Our research protocol was developed and approved by the institutional review board (IRB). The study was conducted in compliance with the ethical standards of the responsible institution on human subjects as well as with the Helsinki Declaration. We included patients with history of New York Heart Association (NYHA) class III systolic HF longer than 6 months with a pre-implanted intracardiac defibrillator (ICD) capable of monitoring TI (St. Jude Medical’s Corvue™ Birmingham, MN) and pre-implanted CardioMEMs™ remote HF monitoring device. Eligible patients were identified using the Merlin.net™ database of patients with CardioMEMs™ device previously implanted at our institution (Ascension Providence Hospital, Southfield) and cross-checking them with our pacemaker clinic to assess whether they have implanted ICDs which can measure TI (St. Jude Medical’s Corvue™). After initial identification, subjects were brought in for a routine clinic visit where consent for enrolment in the study was obtained. During this initial visit, each patient was assessed for volume status and current medications, baseline assessment of pulmonary artery diastolic pressure (PAdP) via CardioMems device along with their St. Jude ICD interrogation. Patients were subsequently prospectively followed over a period of 12 weeks. Medication changes, if needed, were left to the treating cardiologist’s discretion.

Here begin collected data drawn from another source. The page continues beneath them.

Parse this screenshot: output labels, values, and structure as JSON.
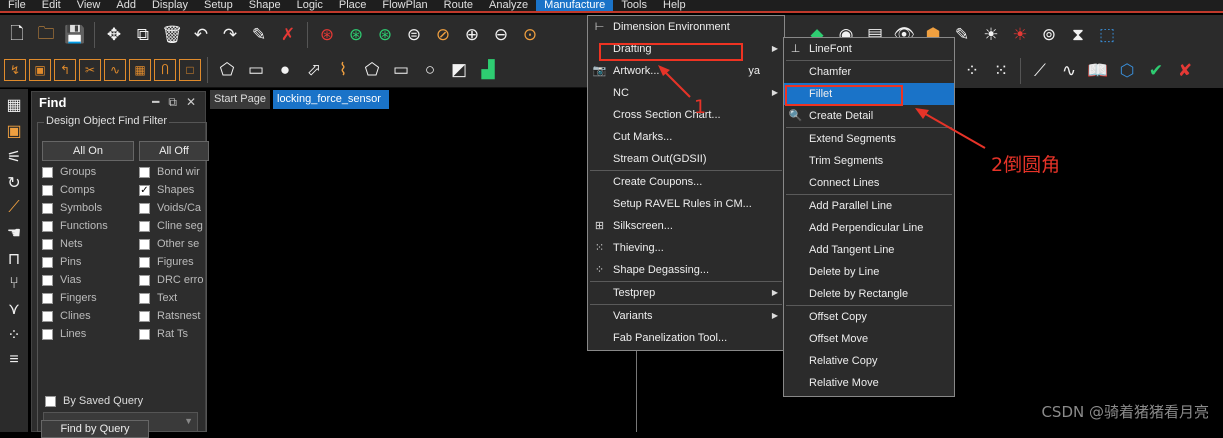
{
  "menubar": {
    "items": [
      "File",
      "Edit",
      "View",
      "Add",
      "Display",
      "Setup",
      "Shape",
      "Logic",
      "Place",
      "FlowPlan",
      "Route",
      "Analyze",
      "Manufacture",
      "Tools",
      "Help"
    ],
    "active": "Manufacture"
  },
  "tabs": [
    {
      "label": "Start Page"
    },
    {
      "label": "locking_force_sensor"
    }
  ],
  "find_panel": {
    "title": "Find",
    "group_label": "Design Object Find Filter",
    "all_on": "All On",
    "all_off": "All Off",
    "left_items": [
      {
        "label": "Groups",
        "checked": false
      },
      {
        "label": "Comps",
        "checked": false
      },
      {
        "label": "Symbols",
        "checked": false
      },
      {
        "label": "Functions",
        "checked": false
      },
      {
        "label": "Nets",
        "checked": false
      },
      {
        "label": "Pins",
        "checked": false
      },
      {
        "label": "Vias",
        "checked": false
      },
      {
        "label": "Fingers",
        "checked": false
      },
      {
        "label": "Clines",
        "checked": false
      },
      {
        "label": "Lines",
        "checked": false
      }
    ],
    "right_items": [
      {
        "label": "Bond wir",
        "checked": false
      },
      {
        "label": "Shapes",
        "checked": true
      },
      {
        "label": "Voids/Ca",
        "checked": false
      },
      {
        "label": "Cline seg",
        "checked": false
      },
      {
        "label": "Other se",
        "checked": false
      },
      {
        "label": "Figures",
        "checked": false
      },
      {
        "label": "DRC erro",
        "checked": false
      },
      {
        "label": "Text",
        "checked": false
      },
      {
        "label": "Ratsnest",
        "checked": false
      },
      {
        "label": "Rat Ts",
        "checked": false
      }
    ],
    "saved_query_label": "By Saved Query",
    "find_by_query": "Find by Query"
  },
  "manufacture_menu": {
    "items": [
      {
        "label": "Dimension Environment",
        "icon": "dimension-icon"
      },
      {
        "label": "Drafting",
        "submenu": true,
        "highlight": true
      },
      {
        "label": "Artwork...",
        "icon": "camera-icon",
        "suffix": "ya"
      },
      {
        "label": "NC",
        "submenu": true
      },
      {
        "label": "Cross Section Chart..."
      },
      {
        "label": "Cut Marks..."
      },
      {
        "label": "Stream Out(GDSII)"
      },
      {
        "label": "Create Coupons..."
      },
      {
        "label": "Setup RAVEL Rules in CM..."
      },
      {
        "label": "Silkscreen...",
        "icon": "silkscreen-icon"
      },
      {
        "label": "Thieving...",
        "icon": "thieving-icon"
      },
      {
        "label": "Shape Degassing...",
        "icon": "degassing-icon"
      },
      {
        "label": "Testprep",
        "submenu": true
      },
      {
        "label": "Variants",
        "submenu": true
      },
      {
        "label": "Fab Panelization Tool..."
      }
    ]
  },
  "drafting_menu": {
    "items": [
      {
        "label": "LineFont",
        "icon": "linefont-icon"
      },
      {
        "label": "Chamfer"
      },
      {
        "label": "Fillet",
        "highlight": true
      },
      {
        "label": "Create Detail",
        "icon": "detail-icon"
      },
      {
        "label": "Extend Segments"
      },
      {
        "label": "Trim Segments"
      },
      {
        "label": "Connect Lines"
      },
      {
        "label": "Add Parallel Line"
      },
      {
        "label": "Add Perpendicular Line"
      },
      {
        "label": "Add Tangent Line"
      },
      {
        "label": "Delete by Line"
      },
      {
        "label": "Delete by Rectangle"
      },
      {
        "label": "Offset Copy"
      },
      {
        "label": "Offset Move"
      },
      {
        "label": "Relative Copy"
      },
      {
        "label": "Relative Move"
      }
    ]
  },
  "annotations": {
    "step1": "1",
    "step2": "2倒圆角",
    "color": "#e63328"
  },
  "watermark": "CSDN @骑着猪猪看月亮"
}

Remote hemodynamic data were acquired from the St. Jude portal (Merlin) for weekly CardioMems PAdP transmissions and biweekly transmissions from CorVue TI recordings. Weekly PAdP values (mm Hg) were averaged (defined to be valid for at least three valid transmissions per week) for an individual subject during the follow-up duration.
TI data were acquired from St. Jude’s CorVue remote device monitoring system. The weekly values (ohms) were acquired from reconstructed graphs/curves using the web-based software program, WebPlotDigitizer [20 ]. For comparison across a uniform variable for the two methods, weekly PAdP measurements were averaged. Weekly percentage change was then calculated as: Weekly percentage change = (week 2 - week1)/week 1 × 100.